Viptela‘s Blog contains the following Thank you Viptela Customers, Partners and Employees post. This is CEO Praveen Akkiraju‘s post to announce that Viptela has signed a definitive agreement to sell to Cisco Cisco Systems, Inc. 47,10 +0,39 +0,83%. Cisco will be paying $610m in cash for Viptela, when the deal closes in the later half of 2017. As always with most transactions, this needs regulatory review.
Praveen is no stranger to Cisco, having worked for them for many years in the past. This is another example of Cisco’s successful program to release senior executives, and have them spin-up a startup.

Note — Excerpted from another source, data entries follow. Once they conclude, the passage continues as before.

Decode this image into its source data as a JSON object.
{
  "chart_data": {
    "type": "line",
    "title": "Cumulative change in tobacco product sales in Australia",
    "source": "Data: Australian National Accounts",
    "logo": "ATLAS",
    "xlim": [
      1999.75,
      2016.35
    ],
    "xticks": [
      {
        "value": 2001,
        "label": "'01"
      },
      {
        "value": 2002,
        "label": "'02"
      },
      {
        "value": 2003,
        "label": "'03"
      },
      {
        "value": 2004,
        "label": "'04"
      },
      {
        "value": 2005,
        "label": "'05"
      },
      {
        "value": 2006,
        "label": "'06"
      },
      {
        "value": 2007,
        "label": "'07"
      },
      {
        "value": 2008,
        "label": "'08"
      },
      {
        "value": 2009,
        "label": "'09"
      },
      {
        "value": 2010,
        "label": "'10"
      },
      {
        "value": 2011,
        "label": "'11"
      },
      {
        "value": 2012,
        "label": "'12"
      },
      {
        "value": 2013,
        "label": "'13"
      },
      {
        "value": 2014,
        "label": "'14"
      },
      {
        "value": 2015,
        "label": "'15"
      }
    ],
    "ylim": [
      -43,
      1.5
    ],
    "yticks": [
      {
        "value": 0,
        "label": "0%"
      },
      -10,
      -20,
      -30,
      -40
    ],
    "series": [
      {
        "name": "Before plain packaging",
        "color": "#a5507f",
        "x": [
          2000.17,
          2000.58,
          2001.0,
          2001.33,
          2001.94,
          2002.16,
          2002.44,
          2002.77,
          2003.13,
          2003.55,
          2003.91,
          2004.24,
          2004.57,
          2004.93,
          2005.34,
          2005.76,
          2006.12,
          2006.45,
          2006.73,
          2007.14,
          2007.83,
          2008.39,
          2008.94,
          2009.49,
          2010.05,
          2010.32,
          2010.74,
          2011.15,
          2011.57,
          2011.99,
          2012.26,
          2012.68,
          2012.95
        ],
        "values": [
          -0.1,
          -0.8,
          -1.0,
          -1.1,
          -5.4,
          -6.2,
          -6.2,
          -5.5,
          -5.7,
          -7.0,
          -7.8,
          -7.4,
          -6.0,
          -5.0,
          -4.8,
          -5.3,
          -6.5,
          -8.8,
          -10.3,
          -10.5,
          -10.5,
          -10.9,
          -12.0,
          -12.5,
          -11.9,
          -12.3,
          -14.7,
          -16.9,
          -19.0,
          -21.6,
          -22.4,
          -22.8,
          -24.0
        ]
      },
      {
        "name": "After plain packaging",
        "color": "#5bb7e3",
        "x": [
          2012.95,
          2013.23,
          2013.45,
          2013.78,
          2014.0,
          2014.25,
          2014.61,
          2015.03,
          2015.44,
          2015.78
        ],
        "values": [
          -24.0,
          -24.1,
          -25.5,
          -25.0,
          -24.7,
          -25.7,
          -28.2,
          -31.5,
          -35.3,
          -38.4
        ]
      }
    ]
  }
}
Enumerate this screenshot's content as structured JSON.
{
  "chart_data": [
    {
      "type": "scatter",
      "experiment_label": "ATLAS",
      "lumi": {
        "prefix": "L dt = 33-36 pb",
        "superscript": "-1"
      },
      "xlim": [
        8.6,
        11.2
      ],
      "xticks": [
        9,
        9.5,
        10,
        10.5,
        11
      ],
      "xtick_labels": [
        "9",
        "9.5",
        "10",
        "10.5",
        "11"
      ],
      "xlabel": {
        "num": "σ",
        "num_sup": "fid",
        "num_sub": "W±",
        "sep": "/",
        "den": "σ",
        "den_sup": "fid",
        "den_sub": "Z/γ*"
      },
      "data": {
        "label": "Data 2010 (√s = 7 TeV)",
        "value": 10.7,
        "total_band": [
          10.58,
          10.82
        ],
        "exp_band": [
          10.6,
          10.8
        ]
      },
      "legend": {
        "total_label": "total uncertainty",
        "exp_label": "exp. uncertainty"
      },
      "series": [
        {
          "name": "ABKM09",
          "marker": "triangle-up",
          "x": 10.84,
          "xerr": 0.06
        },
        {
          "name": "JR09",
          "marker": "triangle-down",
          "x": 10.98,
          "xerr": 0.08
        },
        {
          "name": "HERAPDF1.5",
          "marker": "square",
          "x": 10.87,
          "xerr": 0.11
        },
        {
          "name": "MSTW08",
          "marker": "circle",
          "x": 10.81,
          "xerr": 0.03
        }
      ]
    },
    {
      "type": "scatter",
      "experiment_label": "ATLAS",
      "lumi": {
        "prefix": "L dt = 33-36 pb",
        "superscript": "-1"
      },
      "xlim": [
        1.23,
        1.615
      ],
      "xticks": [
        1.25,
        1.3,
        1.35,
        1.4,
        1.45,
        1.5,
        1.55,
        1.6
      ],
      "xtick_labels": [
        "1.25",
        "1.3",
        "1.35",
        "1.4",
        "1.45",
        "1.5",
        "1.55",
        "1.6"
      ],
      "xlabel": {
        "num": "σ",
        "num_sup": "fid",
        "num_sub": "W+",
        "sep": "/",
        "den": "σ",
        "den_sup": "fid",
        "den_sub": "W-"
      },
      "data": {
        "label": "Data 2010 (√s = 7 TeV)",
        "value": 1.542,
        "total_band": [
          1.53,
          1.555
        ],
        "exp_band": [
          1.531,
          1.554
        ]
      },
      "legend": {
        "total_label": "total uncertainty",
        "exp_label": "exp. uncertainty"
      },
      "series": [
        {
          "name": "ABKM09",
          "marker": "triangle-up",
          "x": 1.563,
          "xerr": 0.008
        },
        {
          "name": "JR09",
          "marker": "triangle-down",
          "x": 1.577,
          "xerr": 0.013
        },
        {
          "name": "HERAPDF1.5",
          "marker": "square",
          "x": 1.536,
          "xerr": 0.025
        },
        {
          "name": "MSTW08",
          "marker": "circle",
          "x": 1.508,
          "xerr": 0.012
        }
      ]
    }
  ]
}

Once the startup has grown to a suitable size (typically $500m) Cisco will acquiring it, bring the executive back home. This strategy places the risk outside of the Cisco core business in the start-up phase, and allows them to gain a company that has a proven track record and business model, and just maybe, an ethos that fits the Cisco culture.
Viptela has been successful in becoming the most deployed SD-WAN solution in the Fortune 1000 companies. It has made a great play with service providers in being the basis of a managed SD-WAN solution, with Verizon being a key partner.
I’m not sure how having three separate SD-WAN environments is going to help Cisco. The wording of both the press release and blog seem to indicate what they are really after.
The acquisition of Viptela also supports Cisco’s strategic transition toward software-centric solutions that deliver predictable, recurring revenue. – Cisco Press Release
This phrase provides the clearest indication that it’s primarily for the software IP that they are acquiring Viptela.
The more cynical part of me says software integration is difficult. It wouldn’t surprise me if Cisco kills off the direct Viptela products very quickly. Cisco will try to develop the cloud management platform to deliver on its preferred subscription model. Will IWAN survive the merger, and enhanced to take advantage of the cloud management platform? And does Meraki gain from some of that intelligence?
With Viptela, Cisco can offer customers more choice in their enterprise branch offices and WAN deployments, with a compelling SD-WAN solution that is easy to deploy and simple to manage. – Cisco blog: Empowering Customers at the Edge.
Here is Cisco’s tacit agreement that IWAN is not as easy to deploy and manage as other SD-WAN solutions.
Let’s see what happens, as I expect more consolidation in this market space over the next year, even after Riverbed’s recent acquisition of Xirrus.